Senin, 16 April 2012

Chapter 5 : the meeting


       Laki-laki itu bernama lucas. Seorang pria yang selama kurang dari 3 tahun menghiasi kehidupan Karma. Ya, mereka dulu adalah sepasang kekasih. Tak ada yang aneh waktu itu, Lucas bilang, mau ke luar kota untuk kerjaan kantor. Paling lama seminggu. Dan mereka pun berpisah di bandara. Untuk pertama kalinya Karma melepas Lucas sendirian pergi. Biasanya dia selalu menemani Lucas kemana pun dia pergi, namun kala itu, Lucas bilang ingin pergi sendiri. Karma berat melepas Lucas, namun akhirnya dia mengerti juga. Less is more, sometime, begitu pikir Karma.
     
      Seminggu berlalu, seharusnya Lucas kembali ke apartemen tepat jam !! malam. Karma sudah memperhitungkannya. Namun, hingga pagi menjelang, Lucas tidak pernah datang. Dan hari-hari berikutnya. Tidak ada kabar yang pasti, handphone mati, bahkan keluarganya pun tidak tahu. Lucas seakan hilang di telan bumi. Karma berusaha mencari namun gagal. Tidak ada yang tahu dimana keberadaan Lucas. Seharusnya dia melaporkan Lucas sebagai orang hilang ke kepolisian, tapi dia urungkan niatnya. Apa yang mau dia katakan kepada mereka? Bahwa dia dan orang yang hilang itu sebagai sepasang kekasih? Hanya akan menjadi lelucon konyol saja. Semenjak itu, karma hanya berpikir mungkin Lucas bertemu seseorang yang lebih baik darinya. Tentu, banyak yang lebih baik darinya. Dan Lucas pun memang sangat menarik. Kulitnya yang putih bersih, tinggi semampai, hidung yang lancung layaknya hasil operasi plastik. Dan jangan lupakan bulu halisnya yang tebal dan terbentuk sempurna serta matanya yang tajam bak mata elang.
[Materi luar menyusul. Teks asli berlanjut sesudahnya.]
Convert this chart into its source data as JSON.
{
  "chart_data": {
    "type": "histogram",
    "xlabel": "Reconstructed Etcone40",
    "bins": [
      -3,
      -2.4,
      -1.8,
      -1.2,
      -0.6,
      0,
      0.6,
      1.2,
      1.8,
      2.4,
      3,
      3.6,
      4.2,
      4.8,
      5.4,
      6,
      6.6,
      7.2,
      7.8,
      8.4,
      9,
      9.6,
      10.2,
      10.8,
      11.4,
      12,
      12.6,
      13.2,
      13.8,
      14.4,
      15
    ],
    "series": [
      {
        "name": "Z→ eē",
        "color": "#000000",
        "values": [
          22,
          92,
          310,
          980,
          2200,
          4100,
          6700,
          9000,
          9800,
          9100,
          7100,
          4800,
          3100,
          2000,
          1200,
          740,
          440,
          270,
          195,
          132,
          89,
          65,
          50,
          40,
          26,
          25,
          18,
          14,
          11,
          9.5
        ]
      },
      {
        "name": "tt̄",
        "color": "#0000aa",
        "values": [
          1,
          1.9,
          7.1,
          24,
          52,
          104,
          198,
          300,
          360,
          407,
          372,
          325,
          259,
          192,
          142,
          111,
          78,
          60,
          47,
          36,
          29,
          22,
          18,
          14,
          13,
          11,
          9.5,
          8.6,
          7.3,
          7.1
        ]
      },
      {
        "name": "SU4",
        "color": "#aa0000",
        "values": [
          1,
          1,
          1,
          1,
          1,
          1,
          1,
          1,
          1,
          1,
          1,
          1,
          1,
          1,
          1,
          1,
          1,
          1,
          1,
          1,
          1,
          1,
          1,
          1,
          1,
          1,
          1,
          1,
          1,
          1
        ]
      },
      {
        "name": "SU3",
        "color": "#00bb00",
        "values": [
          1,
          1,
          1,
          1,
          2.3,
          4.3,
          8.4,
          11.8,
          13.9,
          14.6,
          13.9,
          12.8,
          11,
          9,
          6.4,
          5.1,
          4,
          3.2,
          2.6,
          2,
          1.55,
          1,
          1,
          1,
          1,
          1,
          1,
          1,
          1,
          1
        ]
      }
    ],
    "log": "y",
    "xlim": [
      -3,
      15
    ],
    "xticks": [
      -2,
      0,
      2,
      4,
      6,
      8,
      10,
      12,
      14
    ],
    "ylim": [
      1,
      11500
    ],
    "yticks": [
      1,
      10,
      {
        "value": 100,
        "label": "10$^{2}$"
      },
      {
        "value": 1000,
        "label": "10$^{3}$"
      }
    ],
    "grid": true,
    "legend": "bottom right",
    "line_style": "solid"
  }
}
Siapa pun akan meleleh jika melihat paras sempurna itu.

***    

  ‘’Jadi apa yang akan kita lakukan paman?’’ tanya seorang pria muda kepada seorang pria setengah baya di hadapannya. Mereka tengah menikmati purnama di balkon hotel di lantai 12 sambil menegak whisky.
      ‘’Kita harus kembali kesana, nak. Namun kita perlu kotak itu untuk menuju kesana. Paman rasa, mereka akan datang kesini. Kamu harus siap melawan mereka,’’ ujar pria yang di panggil paman itu.
      ‘’jadi, satu-satunya cara hanya dengan menggunakan kotak teleportasi itu? Lalu bagaimana paman bisa kemari tanpa kotak itu?’’ tanya pria muda itu lagi.
      ‘’paman hanya menggunakannya, tidak membawanya. Jika paman membawanya, ratu akan curiga. Menurut informasi terakhir yang paman dapatkan, Aurora sudah menguasai kerajaan. Dan ini mungkin sudah ditakdirkan, kamu harus kembali kesana dan merebut kembali kerajaan kita,’’ Pria muda itu mengangguk saja.
      ‘’Aku tidak mengerti paman, kenapa aku harus berada disini, kenapa aku harus diasingkan? Aku ingin tahu paman,’’ kata pria muda itu,mendesak.
      ‘’jika waktunya tiba, kamu akan mendapatkan penjelasannya,’’ pria muda itu hanya mengangguk saja. Dia tahu, orang yang di panggil paman nya itu tidak akan memberinya jawaban, seperti pertanyaan yang sama yang dia tanyakan pertama kalinya, 15 tahun yang lalu. Pria muda itu menghela nafasnya. Menatap langit penuh dengan taburan bintang serta cahaya purnama yang menerangi malam.
      ‘’Baast, kita harus berangkat besok pagi, siapkan dirimu. Mungkin kita akan bertemu musuh,’’ kata pria yang di panggil paman. Baast, pria muda di sampingnya hanya mengangguk. Dalam pikirannya dia hanya ingin jawaban yang jelas. Semua di luar nalarnya. Keanehan yang mulai dia rasakan ketika tubuhnya berubah. Paman hanya menjelaskan darimana dia berasal, tapi belum tahu  alasannya kenapa dia dibawa ke bumi.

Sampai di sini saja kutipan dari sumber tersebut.